Companies are investing heavily in workflow automation and customer-support AI — but the measurable returns are lagging.
Many projects focus on efficiency gains (time savings, fewer clicks) but stop short of real business outcomes.
Analysts predict that a significant percentage of AI initiatives will fail by 2027 due to rising costs, governance issues, and lack of clear ROI.
That doesn’t mean AI itself is a bubble — but it does suggest a correction is coming.
✅ Why It’s Not Just a Bubble (Yet)
While the hype may be inflated, the underlying opportunity remains strong.
We’re more likely seeing a market correction than a collapse — a phase where hype gives way to substance.
The projects most likely to survive are those that:
- Address a real human or business need, not just a tech showcase.

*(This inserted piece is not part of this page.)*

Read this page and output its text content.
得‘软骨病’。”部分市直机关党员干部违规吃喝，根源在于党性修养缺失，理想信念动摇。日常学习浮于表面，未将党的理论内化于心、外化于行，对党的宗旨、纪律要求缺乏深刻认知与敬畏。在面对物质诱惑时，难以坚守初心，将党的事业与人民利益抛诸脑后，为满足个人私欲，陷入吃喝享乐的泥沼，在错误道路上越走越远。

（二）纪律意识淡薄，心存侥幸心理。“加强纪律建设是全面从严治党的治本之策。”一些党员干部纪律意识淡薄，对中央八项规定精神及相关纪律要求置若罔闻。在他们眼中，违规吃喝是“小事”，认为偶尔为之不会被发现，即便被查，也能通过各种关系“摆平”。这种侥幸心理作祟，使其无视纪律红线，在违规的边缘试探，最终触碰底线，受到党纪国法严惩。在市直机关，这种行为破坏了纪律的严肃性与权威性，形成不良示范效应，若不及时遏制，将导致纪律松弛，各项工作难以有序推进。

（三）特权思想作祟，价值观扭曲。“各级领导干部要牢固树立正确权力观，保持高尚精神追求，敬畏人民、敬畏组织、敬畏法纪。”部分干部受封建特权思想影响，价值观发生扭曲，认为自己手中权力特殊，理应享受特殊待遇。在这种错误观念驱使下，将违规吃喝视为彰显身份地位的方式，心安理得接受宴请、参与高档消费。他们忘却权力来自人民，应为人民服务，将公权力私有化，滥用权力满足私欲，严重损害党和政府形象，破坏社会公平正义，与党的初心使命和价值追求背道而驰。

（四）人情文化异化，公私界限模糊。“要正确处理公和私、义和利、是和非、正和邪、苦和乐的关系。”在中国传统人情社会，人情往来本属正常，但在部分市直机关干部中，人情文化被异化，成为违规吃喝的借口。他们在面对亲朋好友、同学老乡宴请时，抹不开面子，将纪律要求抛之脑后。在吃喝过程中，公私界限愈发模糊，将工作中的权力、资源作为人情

- Augment human capability rather than replace it.
- Prioritize governance, measurement, and clarity over marketing slogans.
As Gilbert put it, “The brands that thrive will be the ones using AI to enhance human capability — not automate it away.”
💡 What This Means for Your Business
If you’re implementing or planning AI initiatives — especially within CRM, service, or operations — keep these principles in mind:
- Define the outcome clearly. Don’t just automate; specify the measurable change you expect (e.g., conversion rate improvement, support resolution time, customer satisfaction).
- Start with human augmentation. Build AI flows that assist employees rather than replace them. Use CRM data and context so AI delivers meaningful results.
- Look beyond time savings. Efficiency gains are good, but by themselves may not justify the investment. Pair them with deeper insight, smarter decisions, or direct revenue impact.
- Govern and iterate. Set clear metrics, monitor results, refine workflows, and maintain tight control over data and models.
- Prepare for a leaner AI market. As budgets tighten, only focused, outcome-driven projects will survive.
🔍 Final Thoughts
Is AI in a bubble? Maybe. Will it pop? Unlikely — but a correction is coming.
For organizations that plan carefully, measure clearly, and focus on human-centric value, this next phase could be a catalyst for transformation rather than decline.
The real question isn’t “Is AI overhyped?” — it’s “Is your AI delivering measurable business impact?”